Something's changed recently, however. According to Baseball Savant, Tanaka is sitting at 93.5 mph on his four-seam fastball over his past three starts, compared with 91.2 mph prior to that. At one point, he touched 97 mph. He's thrown the pitch about 17% of the time. Tanaka isn't sitting 91-92 with the pitch and showing reticence to use it. Instead, he appears to be throwing the four-seamer with more conviction.
It's hard to say if the four-seamer itself is performing better at its elevated velocity level. Over those three starts, Tanaka's generated four whiffs on 17 swings against the four-seamer, a good rate for a fastball, but he's also allowed three hits on seven batted balls. Yet those seven batted balls have averaged an exit velocity of just 71 mph. So at the very least, the harder fastball has produced some whiffs and weak contact.
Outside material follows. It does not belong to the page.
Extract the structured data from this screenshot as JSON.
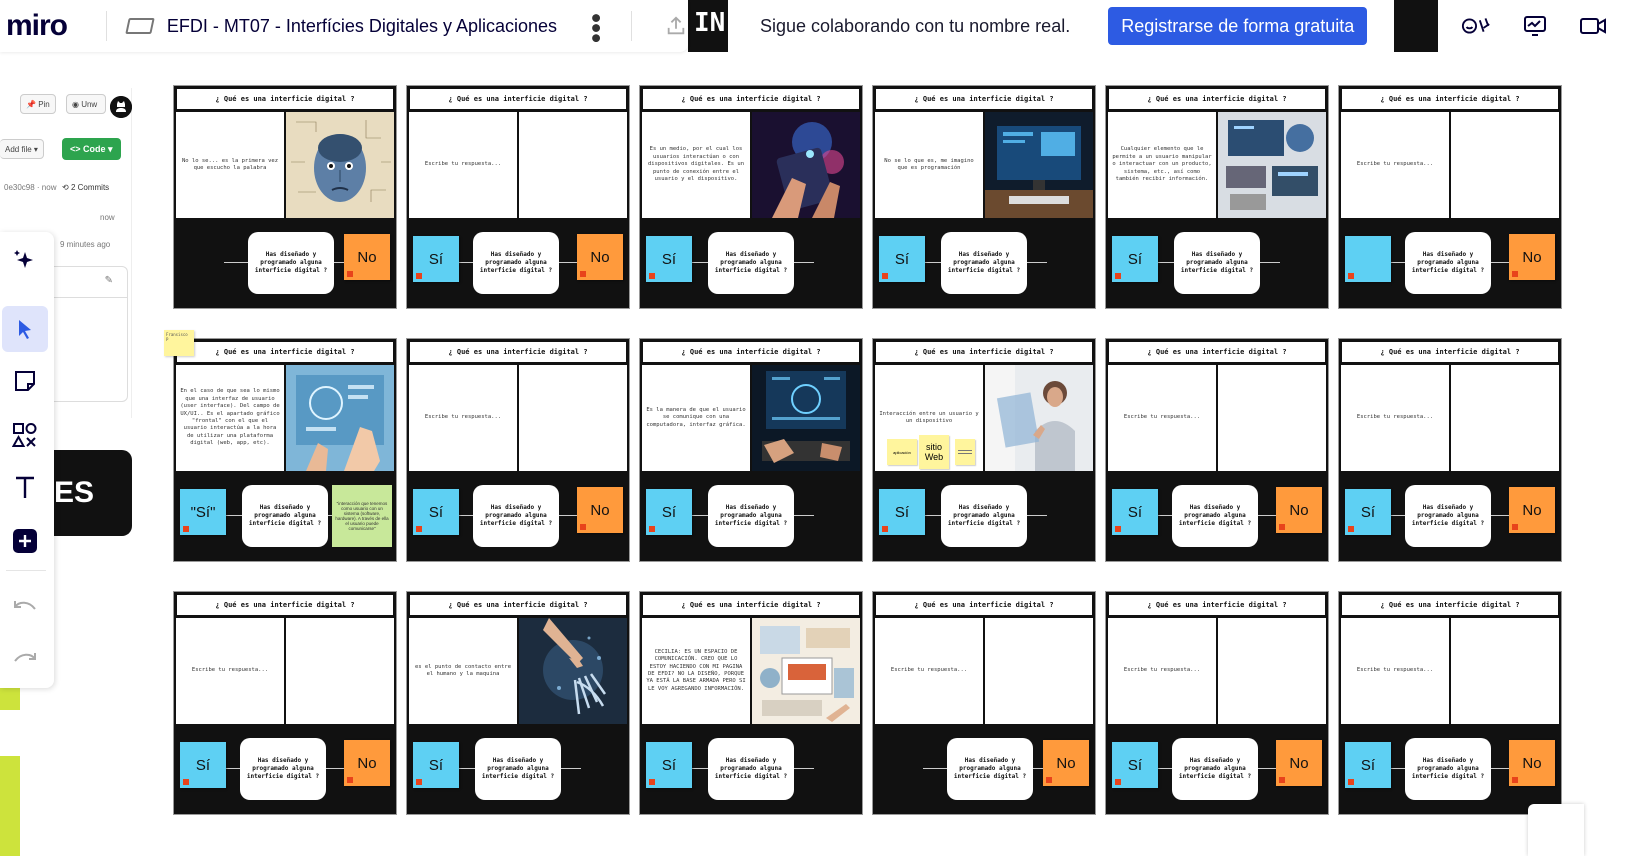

What a good fasbtall could do for Tanaka might have more to do with the rest of his repertoire. Tanaka possesses one of the game's deepest arsenals, equipped with a devastating splitter, a sharp slider, and a slow curve. He's needed those secondaries to be great in the past, to make up for his poor fastball. If Tanaka was suddenly throwing 94 mph consistently, hitters would have another potential weapon to worry about. The fear of a quality fastball could allow the rest of Tanaka's game to play up.
It's a tiny sample, but over these past three starts in which Tanaka has been pumping relative gas, he's yielded a .144 wOBA with his slider, and a wOBA of literally zero with his splitter. Again, it's just three games, but this trio of starts has started to provide evidence that a Tanaka with plus velocity is capable of dominating.
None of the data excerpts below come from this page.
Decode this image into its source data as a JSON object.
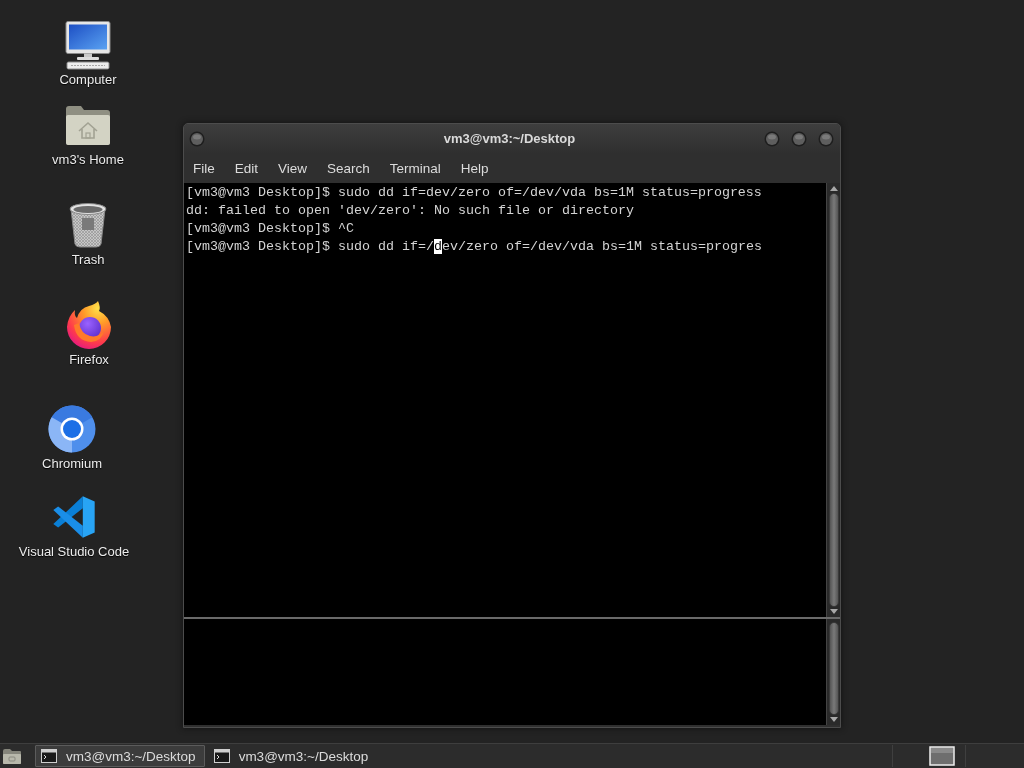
{
  "desktop_icons": [
    {
      "kind": "computer",
      "label": "Computer"
    },
    {
      "kind": "home",
      "label": "vm3's Home"
    },
    {
      "kind": "trash",
      "label": "Trash"
    },
    {
      "kind": "firefox",
      "label": "Firefox"
    },
    {
      "kind": "chromium",
      "label": "Chromium"
    },
    {
      "kind": "vscode",
      "label": "Visual Studio Code"
    }
  ],
  "window": {
    "title": "vm3@vm3:~/Desktop",
    "menu": [
      "File",
      "Edit",
      "View",
      "Search",
      "Terminal",
      "Help"
    ],
    "terminal_lines": [
      {
        "text": "[vm3@vm3 Desktop]$ sudo dd if=dev/zero of=/dev/vda bs=1M status=progress"
      },
      {
        "text": "dd: failed to open 'dev/zero': No such file or directory"
      },
      {
        "text": "[vm3@vm3 Desktop]$ ^C"
      },
      {
        "text": "[vm3@vm3 Desktop]$ sudo dd if=/",
        "cursor": "d",
        "text_after_cursor": "ev/zero of=/dev/vda bs=1M status=progres"
      }
    ]
  },
  "taskbar": {
    "tasks": [
      {
        "label": "vm3@vm3:~/Desktop",
        "selected": true
      },
      {
        "label": "vm3@vm3:~/Desktop",
        "selected": false
      }
    ]
  }
}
There's no telling if Tanaka can hold plus velocity for the rest of the season. We can’t even be sure that this added heat is what's spurred his recent streak. Yet even if we cannot prove causation, there has certainly been a correlation between Tanaka's velocity spike and his best performances of the year. Intuitively, Tanaka should be a nightmare to face if he's capable of bringing a strong fastball to go along with his crushing breaking pitches. Hopefully, he can keep this up, because a true ace is something the Yankees could use as they try to survive their current rough patch.